His eyes were haggard, the skin around them purple with sleeplessness. He asked hoarsely, “Is it over?”
“Yes,” Ishi said. “He’s dead.”
“The prion disease?”
“Yes.”
“There can’t be any—any doubt about that?”
Ishi took a step closer, to put her hand on Qadir’s arm, but he stepped back instinctively, fearful of her touch. She stopped. “I’ve scrubbed, Qadir, it’s all right. But I’ll go to my room and take a shower now. No, there can’t be any doubt.”
Qadir’s legs shook, almost buckled. Ishi leaped forward to support him, and he didn’t resist. “O Maker,” he rasped. “Then it’s true. Zahra did it, and I’m going to the cells.”
Ishi was so shocked she almost fell herself. “Qadir—what do you mean? Why would they send you to the cells?”
His weight on her shoulder was almost more than she could support. They staggered, and she tried to guide him to his room.

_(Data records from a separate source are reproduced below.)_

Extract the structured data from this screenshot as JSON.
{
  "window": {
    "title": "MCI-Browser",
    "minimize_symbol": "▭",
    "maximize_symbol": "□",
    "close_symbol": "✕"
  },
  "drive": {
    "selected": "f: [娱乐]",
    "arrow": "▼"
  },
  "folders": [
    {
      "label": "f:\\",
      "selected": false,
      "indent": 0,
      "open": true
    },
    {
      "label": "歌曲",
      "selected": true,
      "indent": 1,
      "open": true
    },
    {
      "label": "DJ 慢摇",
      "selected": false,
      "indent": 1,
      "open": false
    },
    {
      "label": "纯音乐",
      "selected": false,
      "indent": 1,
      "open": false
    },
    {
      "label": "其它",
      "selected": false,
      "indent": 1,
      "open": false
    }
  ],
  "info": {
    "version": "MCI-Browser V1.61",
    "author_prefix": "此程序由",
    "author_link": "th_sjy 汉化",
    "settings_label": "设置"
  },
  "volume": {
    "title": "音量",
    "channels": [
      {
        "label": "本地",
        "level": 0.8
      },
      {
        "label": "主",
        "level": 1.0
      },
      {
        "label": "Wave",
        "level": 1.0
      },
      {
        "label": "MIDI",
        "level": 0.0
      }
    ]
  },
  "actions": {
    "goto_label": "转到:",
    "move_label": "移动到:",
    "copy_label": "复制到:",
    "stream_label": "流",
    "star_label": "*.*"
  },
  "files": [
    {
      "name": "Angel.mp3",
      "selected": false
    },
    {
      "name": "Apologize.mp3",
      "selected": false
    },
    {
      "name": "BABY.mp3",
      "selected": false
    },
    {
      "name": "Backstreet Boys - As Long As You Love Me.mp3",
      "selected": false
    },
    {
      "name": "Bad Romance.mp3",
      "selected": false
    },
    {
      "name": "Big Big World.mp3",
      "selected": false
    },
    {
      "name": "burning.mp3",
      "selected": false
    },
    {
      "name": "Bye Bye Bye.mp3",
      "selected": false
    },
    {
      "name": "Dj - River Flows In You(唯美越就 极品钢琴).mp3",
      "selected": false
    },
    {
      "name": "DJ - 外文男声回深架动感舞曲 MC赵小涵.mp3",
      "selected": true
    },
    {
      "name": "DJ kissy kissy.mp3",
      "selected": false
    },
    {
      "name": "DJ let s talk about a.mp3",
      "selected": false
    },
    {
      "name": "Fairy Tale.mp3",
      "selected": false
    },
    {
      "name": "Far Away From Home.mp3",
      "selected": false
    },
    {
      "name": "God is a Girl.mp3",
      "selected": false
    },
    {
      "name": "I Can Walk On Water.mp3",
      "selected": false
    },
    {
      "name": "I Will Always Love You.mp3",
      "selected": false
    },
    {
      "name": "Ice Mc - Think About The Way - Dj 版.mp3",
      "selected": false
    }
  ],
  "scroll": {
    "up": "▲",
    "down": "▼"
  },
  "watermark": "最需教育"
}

She had not eaten all day, and she supposed he had not, either. He laughed weakly, bitterly.
“Zahra is my charge, my responsibility. Samir Hilel has made the accusation, and Lili too, and the Port Force people. She’s . . .” The laugh became a giggle, high-pitched, almost hysterical. “She’s killed people! Men! Prophet, it can’t be true, but it is! My Zahra, my beautiful, intelligent Zahra, why would she do it? Why, Ishi?” And Qadir burst into tears, great sobs that ripped from his throat, torn from him against his will.
Ishi gritted her teeth and urged him to his room, through the door, onto his bed. She pulled a blanket over him, as she had done with Diya, but she stayed near Qadir, kneeling beside his bed, waiting for his control to return.
When he was calm again, she asked him, “You didn’t mean it, did you, Qadir? They won’t hold you responsible. ...”
He said in a voice still ragged, “I am responsible, my Ishi. Zahra is in my charge. And I’m the chief director of Irustan! For me, more than any man of Irustan, the laws must be obeyed. My example is the one all Irustani must follow.” He sat up. “I apologize for my behavior. This is a terrible shock.”
She got slowly to her feet. “No need for that, Qadir. I know you love Zahra. As I do.”
He stood up, too, on weak and trembling legs. His voice steadied. “I do love her. I still do. But I failed her. She’s brilliant, strong, fiercely protective. I failed her.”
Ishi looked into Qadir’s face and shook her head. “It wasn’t you who failed her, Qadir,” she said. “It wasn’t you. It was Irustan.”